A system with one perspective is a system waiting to fail.

Autistic individuals have systemic changes in their mind and body which let them see life from a different perspective.

People with executive function disorder have issues with rapid thinking, focusing, and other things that can work in their favor often enough to be passed on.

mjburgess|5 months ago

You're assuming people sample unifromly and at random from the population. People connect with similar people, form relationships in similar envioronemnts, so your social group is vastly more specialised than it might seem.

Autism compounds this greatly because of the double empathy problem, so one should expect an autistic person to have mostly autistic friends and to be in environments where the rate of autism is far higher

LordDragonfang|5 months ago

> To see autism as an "excuse not to deal with life" is just plain bigotry.

Almost all of my social circle is somewhere on the spectrum, and quite a few are diagnosed.

So I can say with some authority that there are absolutely some people who use it as an excuse, which is made even more apparent than the people that aren't using it as one. TikTok and other high-information-low-veracity social media is only making this trend worse. It's not bigotry to acknowledge that.

(Most of said individuals ended up getting cut out of said social circle, after the people actually making an effort got tired of them constantly using their disability as an excuse not to even try to modify bad behavior)

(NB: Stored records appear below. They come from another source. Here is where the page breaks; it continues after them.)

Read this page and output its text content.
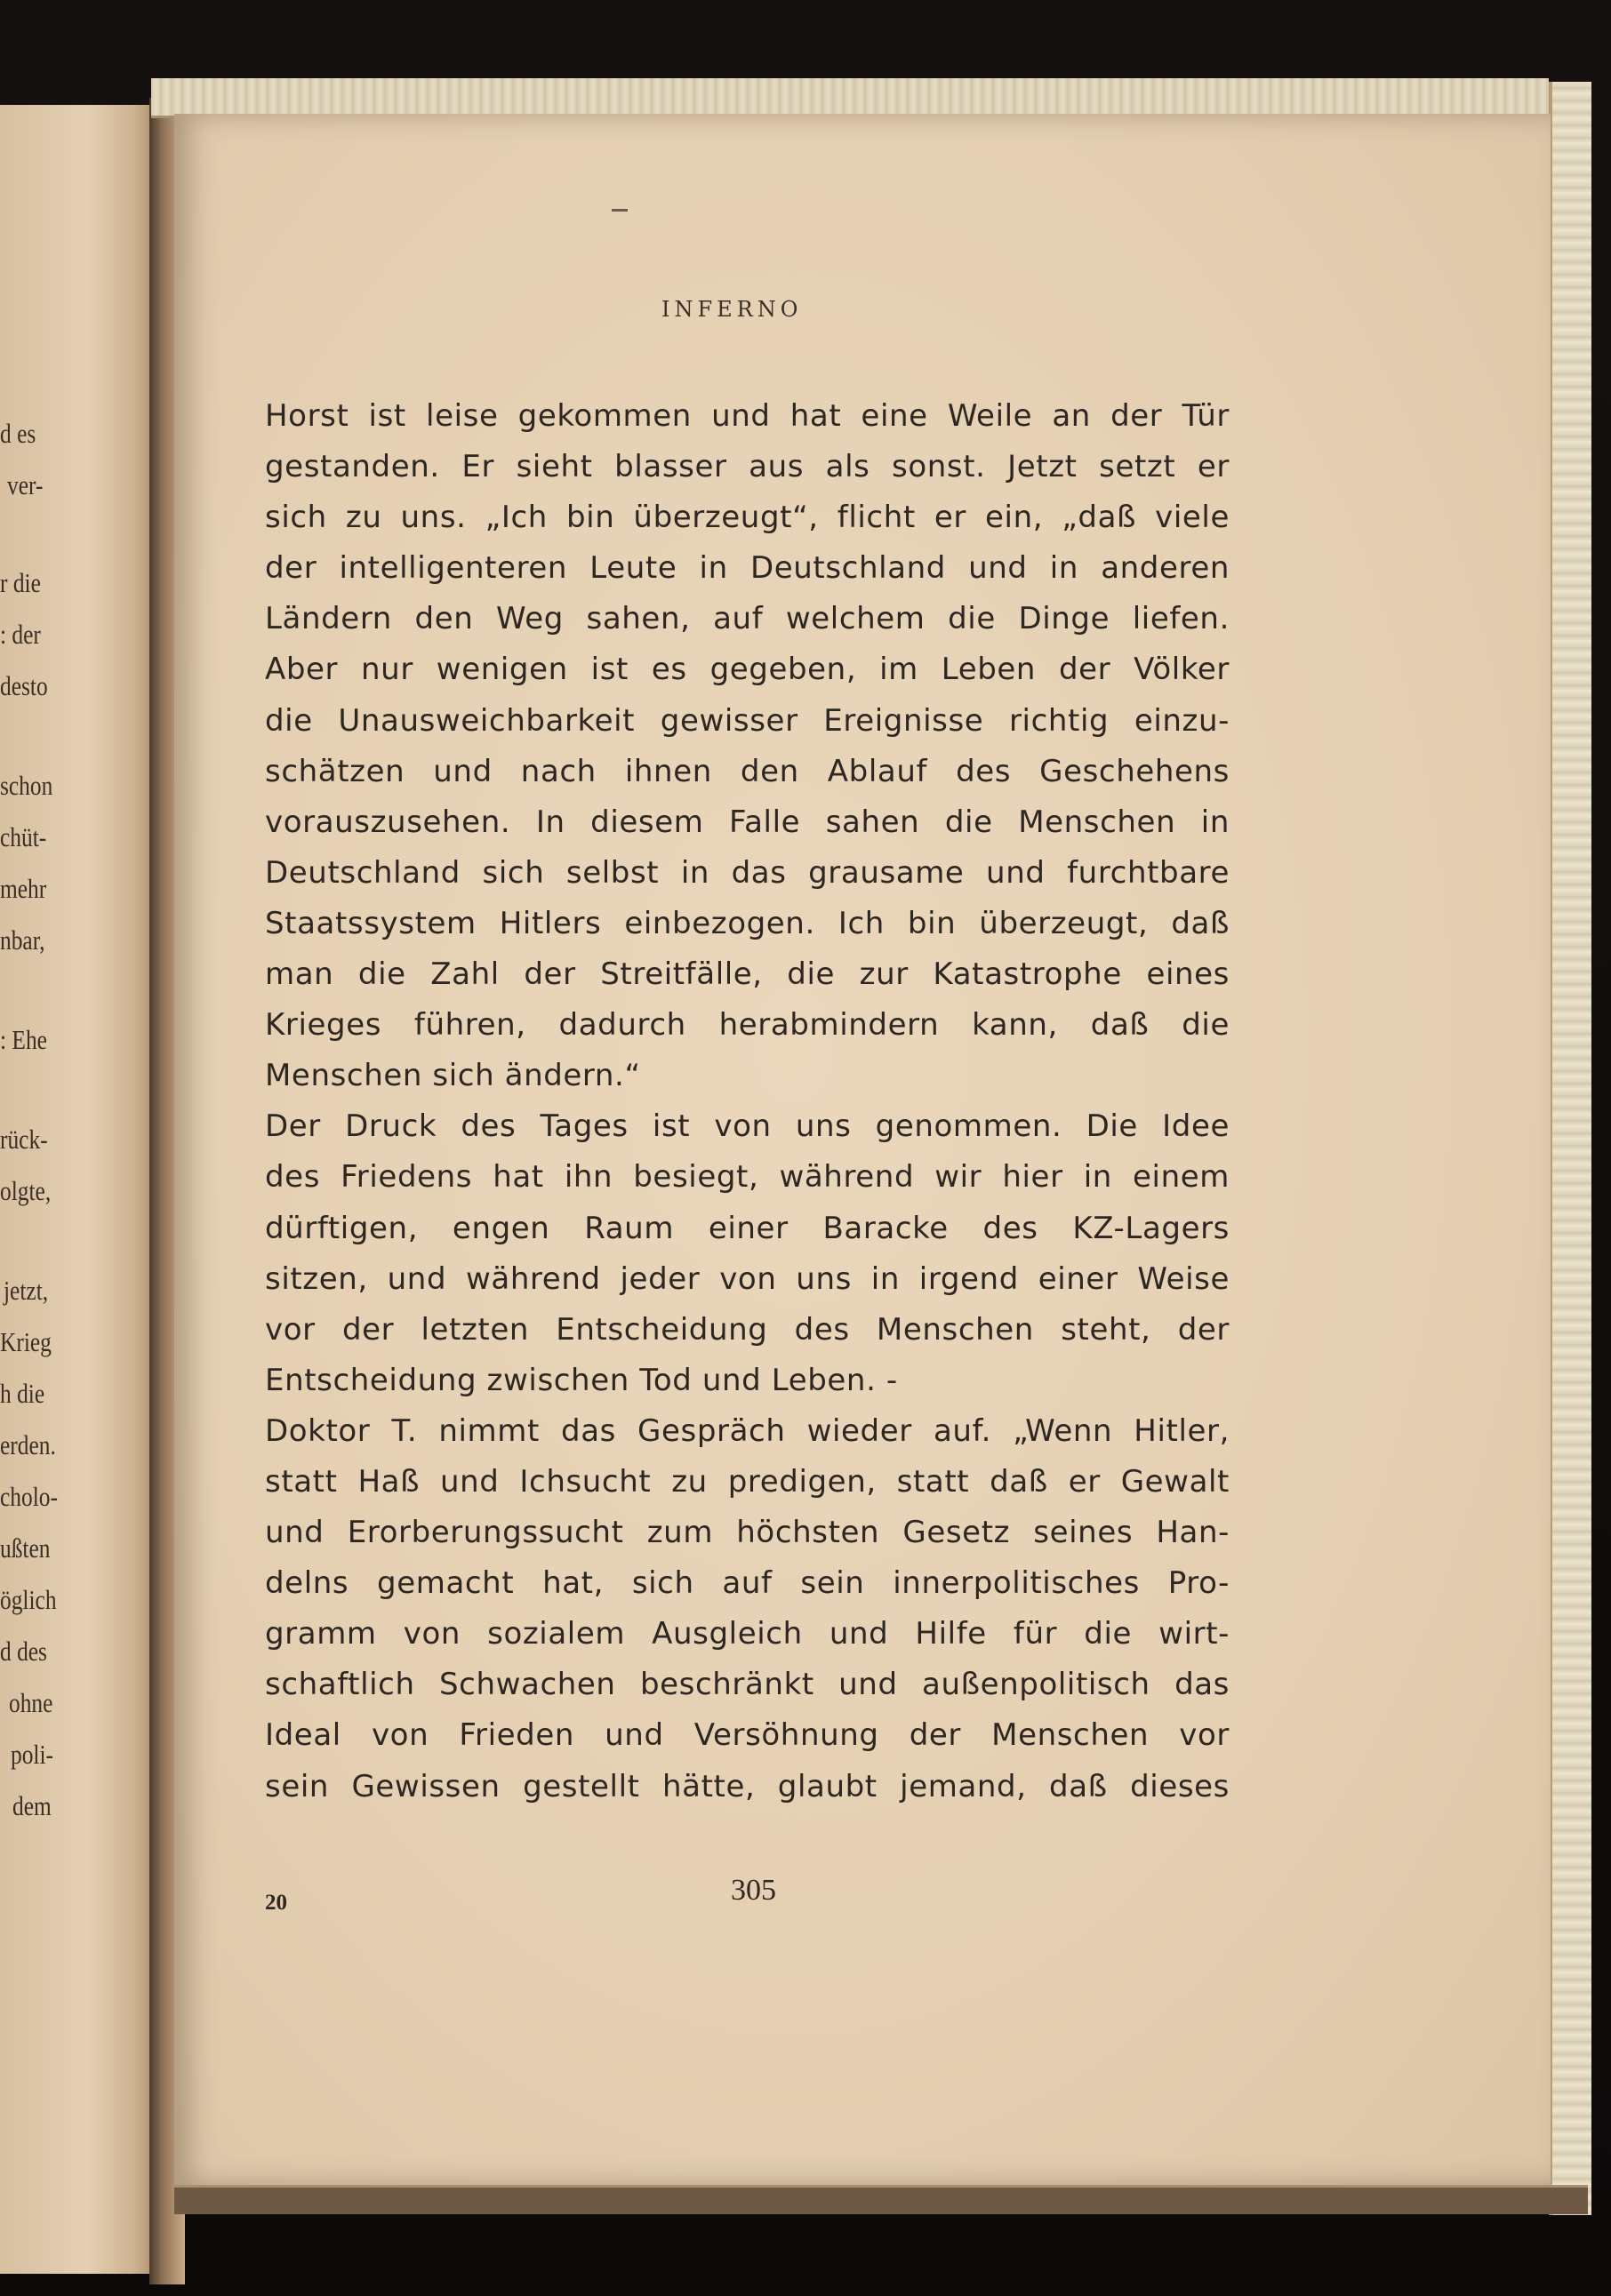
d es
ver-
r die
: der
desto
schon
chüt-
mehr
nbar,
: Ehe
rück-
olgte,
jetzt,
Krieg
h die
erden.
cholo-
ußten
öglich
d des
ohne
poli-
dem
INFERNO
Horst ist leise gekommen und hat eine Weile an der Tür
gestanden. Er sieht blasser aus als sonst. Jetzt setzt er
sich zu uns. „Ich bin überzeugt“, flicht er ein, „daß viele
der intelligenteren Leute in Deutschland und in anderen
Ländern den Weg sahen, auf welchem die Dinge liefen.
Aber nur wenigen ist es gegeben, im Leben der Völker
die Unausweichbarkeit gewisser Ereignisse richtig einzu-
schätzen und nach ihnen den Ablauf des Geschehens
vorauszusehen. In diesem Falle sahen die Menschen in
Deutschland sich selbst in das grausame und furchtbare
Staatssystem Hitlers einbezogen. Ich bin überzeugt, daß
man die Zahl der Streitfälle, die zur Katastrophe eines
Krieges führen, dadurch herabmindern kann, daß die
Menschen sich ändern.“
Der Druck des Tages ist von uns genommen. Die Idee
des Friedens hat ihn besiegt, während wir hier in einem
dürftigen, engen Raum einer Baracke des KZ-Lagers
sitzen, und während jeder von uns in irgend einer Weise
vor der letzten Entscheidung des Menschen steht, der
Entscheidung zwischen Tod und Leben. -
Doktor T. nimmt das Gespräch wieder auf. „Wenn Hitler,
statt Haß und Ichsucht zu predigen, statt daß er Gewalt
und Erorberungssucht zum höchsten Gesetz seines Han-
delns gemacht hat, sich auf sein innerpolitisches Pro-
gramm von sozialem Ausgleich und Hilfe für die wirt-
schaftlich Schwachen beschränkt und außenpolitisch das
Ideal von Frieden und Versöhnung der Menschen vor
sein Gewissen gestellt hätte, glaubt jemand, daß dieses
20	305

That said, I'm not against diagnosis, or even self-diagnosis. Improved diagnosis is a good thing! But mostly because it makes it easier to understand how you can structure things to adapt to it. Or to quote a coworker's email signature:

> “Undiagnosed neurodivergence is like being handed a video game that has been set to hard mode, but having people tell you over and over "it's on easy, why do you keep dying? " Diagnosis is learning the game is on hard mode. It doesn't make it easier, but you can strategize.”

sfink|5 months ago

I agree completely with this comment, though most often I see it for ADHD. It's a level of nuance that people don't seem to be able to handle, though. People want to be on either the "just suck it up, losers" side or the "the duty of society is to make sure nothing is ever hard for anybody" side. It pisses me off to see people take advantage of the accommodations that are needed by some, and saddens me when people who legitimately need accommodation for some things end up depending on it for everything.

It would be nice if there were objective tests that said exactly where someone is, but those are both impossible and would be subverted even if they were possible.

growingkittens|5 months ago

There will always be humans who take advantage of a system, that is not in question.

Believing that "too many" autistic people are using it as an excuse - an entire category of people - is bigotry.

spicyusername|5 months ago

I never said autism was an excuse not to deal with life.

I did say that it is common for people to see themselves in the descriptions of many psychiatric disorders, because many of the symptoms are experiences that most people can relate to, in some form or another, and then use that as a vehicle to avoid enduring some of life's necessary suffering.